Abstract

Obsessive-compulsive disorder (OCD) preferentially responds to a class of antidepressants called serotonin reuptake inhibitors (SRI). This review discusses certain issues unique to pharmacological treatment of OCD: choice of SRI, dose and duration of treatment, options after first failed SRI trial and treatment of SRI non-responders. We performed a MEDLINE search for pharmacotherapy studies published until December 2006. In addition, the reference sections of major articles, and reviews were also screened. We also considered clinical guidelines and narrative reviews in writing this review. The SRIs are equally effective in treating OCD. Meta-analyses suggest that clomipramine may be superior to other SRIs. OCD tends to respond to higher doses of SRIs than that used to treat depression. Response to treatment is usually delayed and may take up to 8-12 weeks. Atypical antipsychotics are the only proven augmenting agents in SRI non-responders.

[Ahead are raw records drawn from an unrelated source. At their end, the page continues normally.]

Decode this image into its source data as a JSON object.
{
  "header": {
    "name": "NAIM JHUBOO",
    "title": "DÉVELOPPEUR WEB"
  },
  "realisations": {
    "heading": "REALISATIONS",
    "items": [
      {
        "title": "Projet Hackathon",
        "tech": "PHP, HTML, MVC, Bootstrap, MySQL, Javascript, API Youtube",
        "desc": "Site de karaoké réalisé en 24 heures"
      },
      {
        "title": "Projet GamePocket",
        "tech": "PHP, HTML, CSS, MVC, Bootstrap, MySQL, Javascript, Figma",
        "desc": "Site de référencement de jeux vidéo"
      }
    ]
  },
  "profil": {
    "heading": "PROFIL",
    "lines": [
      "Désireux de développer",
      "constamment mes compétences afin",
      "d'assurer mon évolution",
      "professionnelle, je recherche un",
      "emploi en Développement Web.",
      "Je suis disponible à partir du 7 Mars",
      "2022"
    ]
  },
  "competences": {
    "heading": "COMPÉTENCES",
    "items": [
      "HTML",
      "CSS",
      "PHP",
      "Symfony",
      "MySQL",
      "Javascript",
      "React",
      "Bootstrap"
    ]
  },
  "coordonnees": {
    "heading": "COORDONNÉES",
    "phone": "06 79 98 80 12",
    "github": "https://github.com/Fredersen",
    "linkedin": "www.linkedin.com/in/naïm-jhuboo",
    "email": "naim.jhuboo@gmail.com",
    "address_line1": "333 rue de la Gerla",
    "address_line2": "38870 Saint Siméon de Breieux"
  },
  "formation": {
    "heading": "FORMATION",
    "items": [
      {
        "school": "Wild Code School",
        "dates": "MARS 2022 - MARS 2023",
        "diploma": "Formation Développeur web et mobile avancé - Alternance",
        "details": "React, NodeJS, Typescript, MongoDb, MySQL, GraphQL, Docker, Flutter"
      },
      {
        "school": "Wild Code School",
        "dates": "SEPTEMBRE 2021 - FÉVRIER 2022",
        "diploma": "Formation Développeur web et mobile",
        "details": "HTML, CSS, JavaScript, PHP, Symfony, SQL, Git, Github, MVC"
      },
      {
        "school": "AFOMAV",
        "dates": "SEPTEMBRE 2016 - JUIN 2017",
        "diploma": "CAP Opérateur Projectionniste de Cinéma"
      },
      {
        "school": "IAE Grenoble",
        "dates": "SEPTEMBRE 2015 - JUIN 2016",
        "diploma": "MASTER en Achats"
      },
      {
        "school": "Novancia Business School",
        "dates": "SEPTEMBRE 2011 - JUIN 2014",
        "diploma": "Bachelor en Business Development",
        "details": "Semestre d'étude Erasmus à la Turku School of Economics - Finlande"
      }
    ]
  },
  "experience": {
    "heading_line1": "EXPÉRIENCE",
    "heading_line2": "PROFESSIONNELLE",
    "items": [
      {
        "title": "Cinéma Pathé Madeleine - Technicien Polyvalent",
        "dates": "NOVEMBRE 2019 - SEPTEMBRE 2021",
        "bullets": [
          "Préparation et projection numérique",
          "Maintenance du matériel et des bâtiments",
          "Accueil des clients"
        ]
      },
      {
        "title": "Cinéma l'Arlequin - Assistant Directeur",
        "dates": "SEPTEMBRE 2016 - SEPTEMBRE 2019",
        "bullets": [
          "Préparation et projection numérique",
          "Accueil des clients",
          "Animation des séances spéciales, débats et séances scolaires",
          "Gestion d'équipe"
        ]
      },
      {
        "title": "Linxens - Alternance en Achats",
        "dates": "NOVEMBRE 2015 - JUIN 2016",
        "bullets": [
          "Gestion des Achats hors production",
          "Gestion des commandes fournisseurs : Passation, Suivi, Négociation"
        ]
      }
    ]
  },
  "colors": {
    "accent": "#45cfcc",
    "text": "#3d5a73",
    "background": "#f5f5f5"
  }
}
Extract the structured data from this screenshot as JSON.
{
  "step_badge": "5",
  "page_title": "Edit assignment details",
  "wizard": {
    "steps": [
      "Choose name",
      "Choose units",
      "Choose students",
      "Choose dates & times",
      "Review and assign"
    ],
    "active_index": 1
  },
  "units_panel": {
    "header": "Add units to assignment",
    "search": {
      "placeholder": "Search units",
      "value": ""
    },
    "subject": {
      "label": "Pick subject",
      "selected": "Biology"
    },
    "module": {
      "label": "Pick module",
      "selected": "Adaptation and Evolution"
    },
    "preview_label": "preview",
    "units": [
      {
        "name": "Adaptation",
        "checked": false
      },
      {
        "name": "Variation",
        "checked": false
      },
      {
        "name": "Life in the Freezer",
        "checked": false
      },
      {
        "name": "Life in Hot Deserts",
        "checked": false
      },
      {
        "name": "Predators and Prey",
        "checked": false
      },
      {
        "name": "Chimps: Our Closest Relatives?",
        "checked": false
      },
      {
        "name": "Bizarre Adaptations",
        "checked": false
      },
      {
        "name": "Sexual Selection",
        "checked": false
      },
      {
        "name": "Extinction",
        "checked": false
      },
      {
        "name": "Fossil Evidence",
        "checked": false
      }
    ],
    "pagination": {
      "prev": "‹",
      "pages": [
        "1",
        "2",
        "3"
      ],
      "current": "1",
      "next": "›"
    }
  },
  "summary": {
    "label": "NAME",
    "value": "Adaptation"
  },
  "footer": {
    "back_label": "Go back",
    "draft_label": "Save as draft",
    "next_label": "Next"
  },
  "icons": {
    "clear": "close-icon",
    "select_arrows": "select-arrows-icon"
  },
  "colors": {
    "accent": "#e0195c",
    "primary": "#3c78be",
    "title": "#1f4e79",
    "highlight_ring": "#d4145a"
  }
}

Cognitive behaviour therapy (CBT) is an effective treatment strategy in treating OCD and possibly has a role in treating SRI non-responders. Side effect profile and drug-drug interactions largely determine the choice of SRI. Those who fail to respond to one SRI trial may well respond to another SRI trial. Clomipramine is recommended if 2-3 trials of SRIs fail to produce response. Atypical antipsychotics are the first-line augmenting agents in SRI non-responders. CBT should be considered in all patients with OCD and is a potential option in SRI non-responders. OCD is a chronic and debilitating disorder. In responders, SRIs have to be continued in the same doses (if possible) for a minimum of 1-2 years and may be lifelong in those with persistent symptoms and in those with multiple relapses. CBT has to be offered in combination with SRIs wherever facilities for CBT exist.